Ocsp_basic_verify

broken image


  1. What Is Meinnah
  2. Ocsp_basic_verify() Failed (ssl
On Thu, Jul 15, 2010, Luis Neves wrote:
Ocsp_basic_verify
>
> some progress:
>
> openssl ocsp -issuer /etc/pki/tls/certs/CC0003.pem -cert /home/oracle/lneves.pem -url http://ocsp.auc.cartaodecidadao.pt/publico/ocsp -CAfile /etc/pki/tls/certs/CC0003.pem -resp_text
>
> using CC0003.pem instead of C0002.pem returns GOOD (will try to check why)
>
> but still returning the
>
> 11323:error:27069065:OCSP routines:OCSP_basic_verify:certificate verify error:ocsp_vfy.c:122:Verify error:unable to get issuer certificate
> /home/oracle/lneves.pem: good
> This Update: Jul 15 15:29:50 2010 GMT
>
> error
>

For each certificate do this:

2015/11/12 16:35:25 error 10140#0: OCSPbasicverify failed (SSL: error:27069065:OCSP routines:OCSPbasicverify:certificate verify error:Verify error:unable to get certificate CRL) while requesting certificate status, responder: gu.symcd.com.
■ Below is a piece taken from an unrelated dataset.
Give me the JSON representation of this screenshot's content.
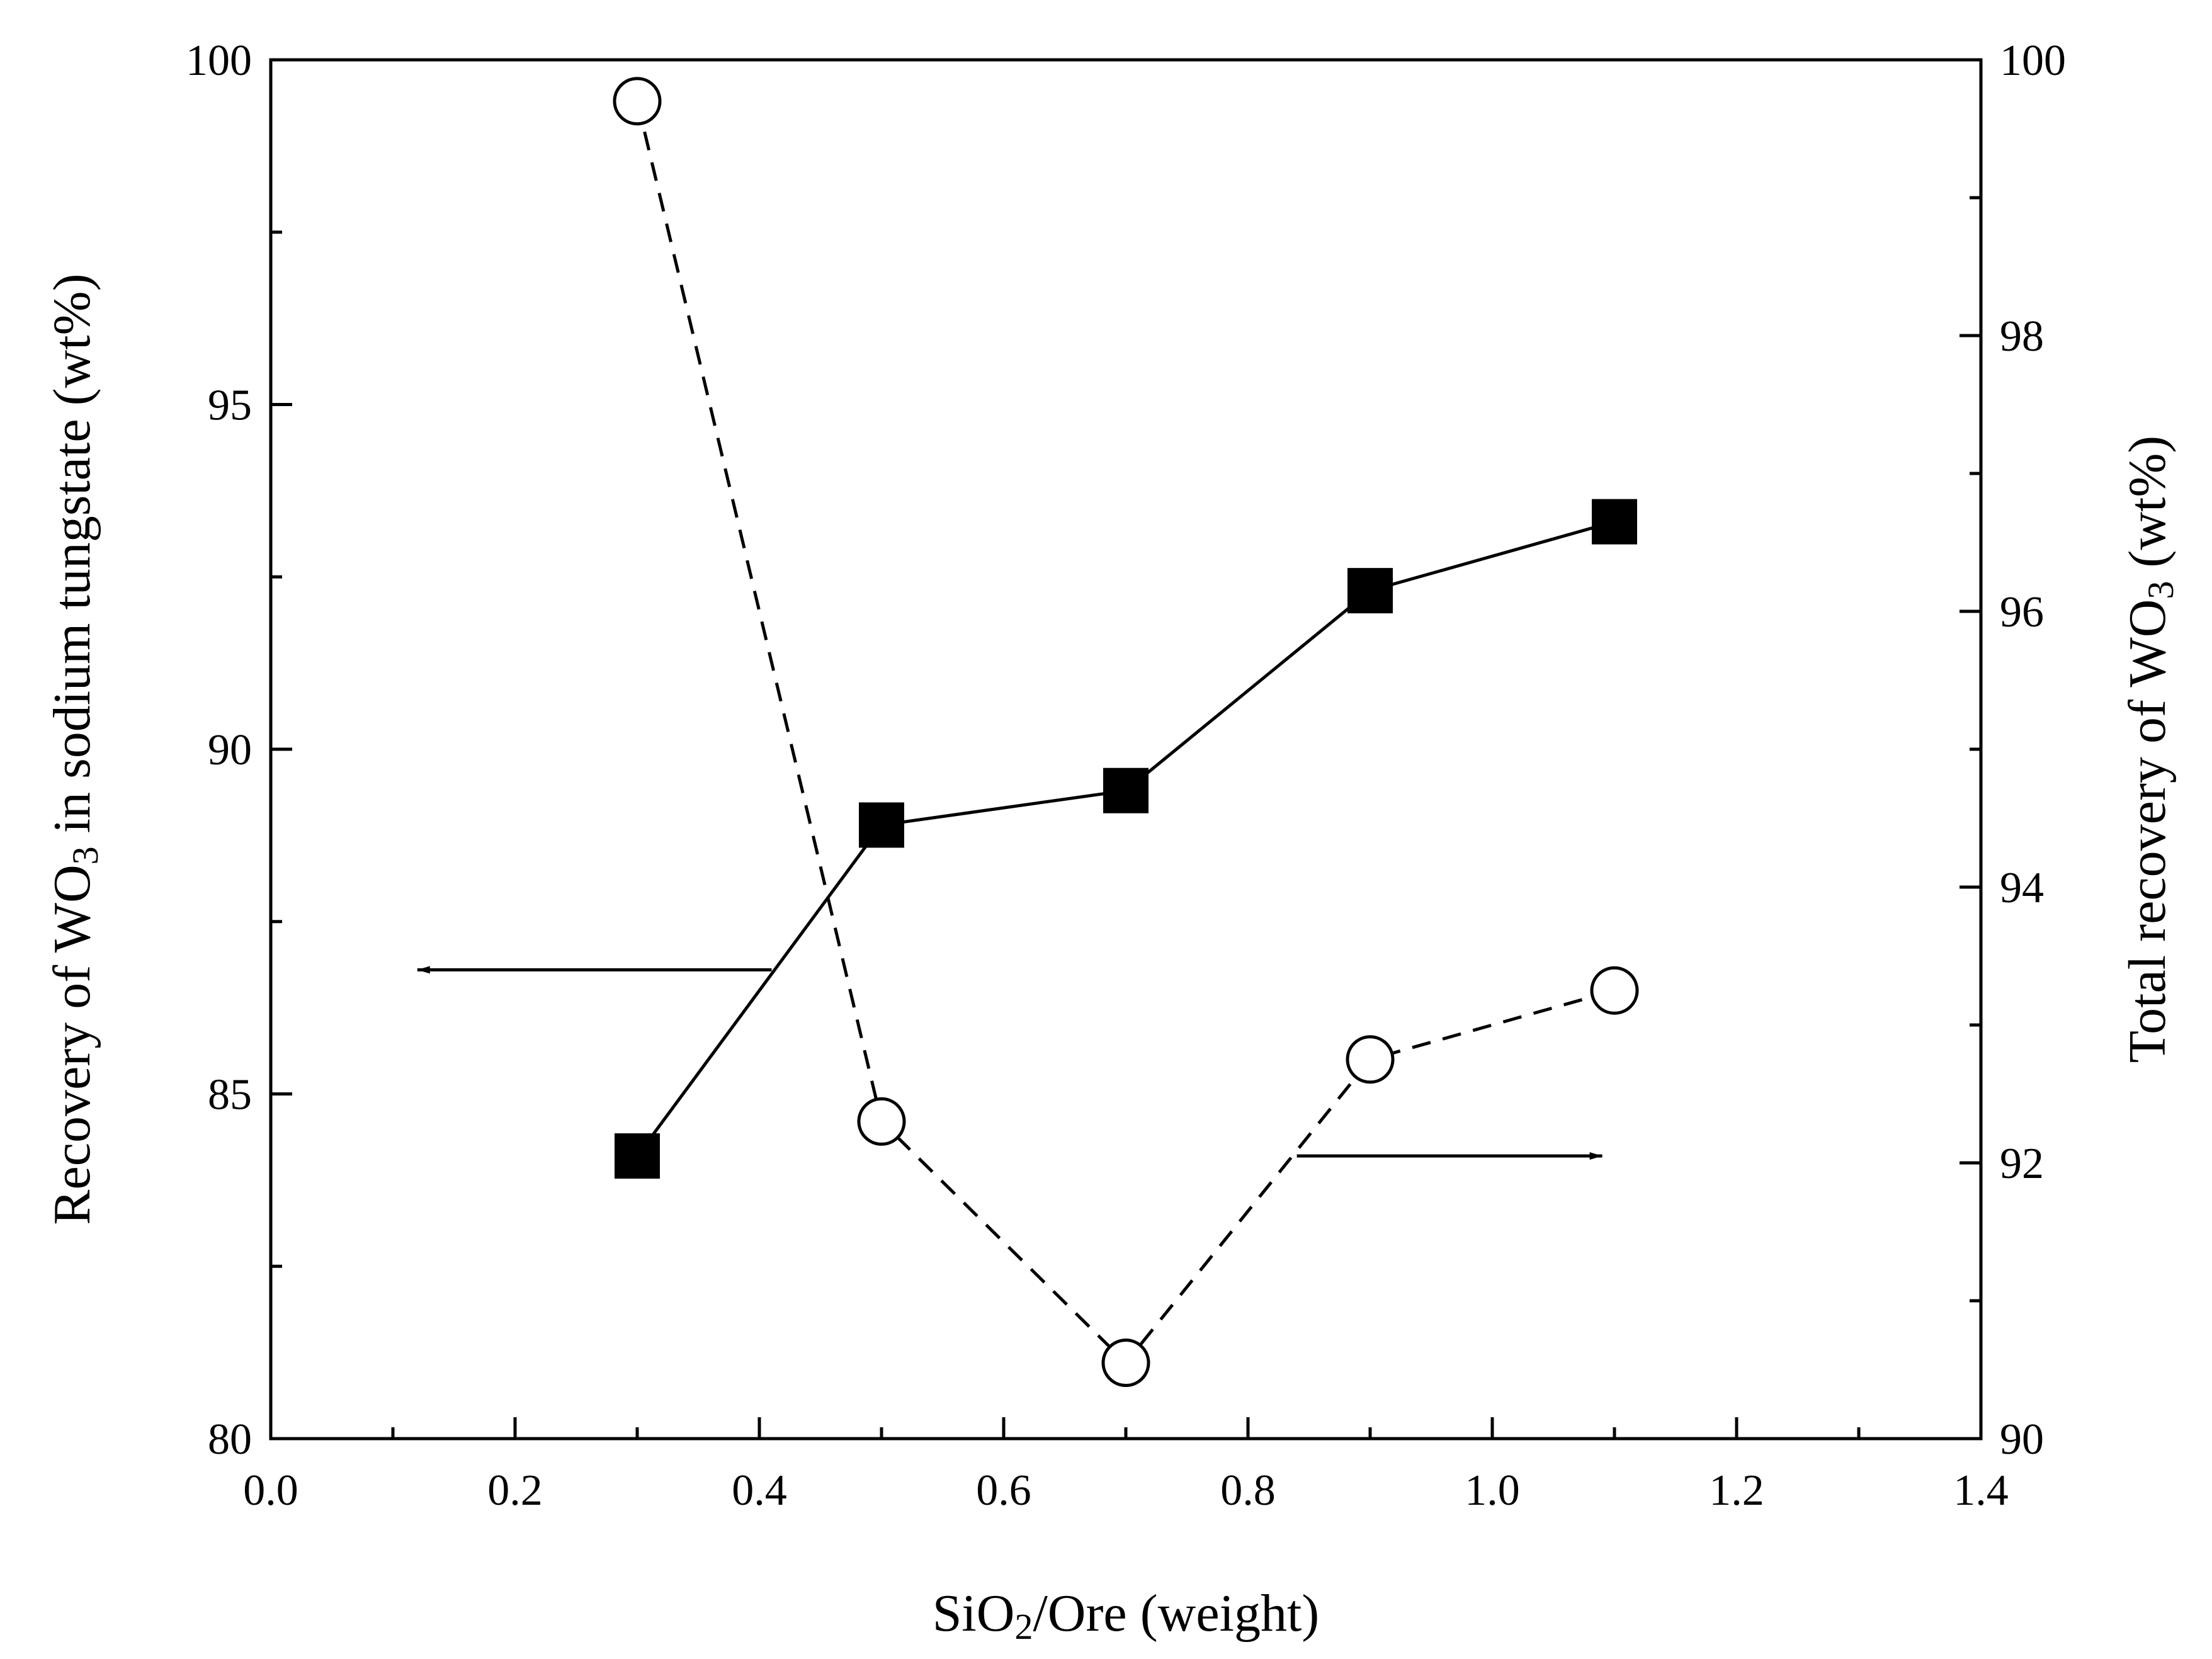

Hi all, I've got a bug with the OpenCA-OCSP Responder. I'm working with Debian. The OpenSSL OCSP responder (included in the toolkit) is working as well but this is only a testing version and I want a highly stable solution.

Ocsp_basic_verify

openssl x509 -in cert.pem -subject -issuer -noout A better finder.

Ocsp_basic_verify

The subject of the one you pass to -issuer should match the issuer of the one
you pass to cert. You need a root CA and the rest of the chain passed to
-CApath.

I've just tried to verify the OCSP response but was unable so far. The certificate itself verifies successfully on the local certificate chain, but the OCSP part is somehow broken. Local verification: Intermediate Certificate verification: # openssl verify chain1.pem chain1.pem: OK Server Certificate verification via Intermediate Cert: # openssl verify -CAfile chain1.pem cert1.pem cert1. Teams virtual meeting.

Ocsp_basic_verify
>
> some progress:
>
> openssl ocsp -issuer /etc/pki/tls/certs/CC0003.pem -cert /home/oracle/lneves.pem -url http://ocsp.auc.cartaodecidadao.pt/publico/ocsp -CAfile /etc/pki/tls/certs/CC0003.pem -resp_text
>
> using CC0003.pem instead of C0002.pem returns GOOD (will try to check why)
>
> but still returning the
>
> 11323:error:27069065:OCSP routines:OCSP_basic_verify:certificate verify error:ocsp_vfy.c:122:Verify error:unable to get issuer certificate
> /home/oracle/lneves.pem: good
> This Update: Jul 15 15:29:50 2010 GMT
>
> error
>

For each certificate do this:

2015/11/12 16:35:25 error 10140#0: OCSPbasicverify failed (SSL: error:27069065:OCSP routines:OCSPbasicverify:certificate verify error:Verify error:unable to get certificate CRL) while requesting certificate status, responder: gu.symcd.com. Hi all, I've got a bug with the OpenCA-OCSP Responder. I'm working with Debian. The OpenSSL OCSP responder (included in the toolkit) is working as well but this is only a testing version and I want a highly stable solution.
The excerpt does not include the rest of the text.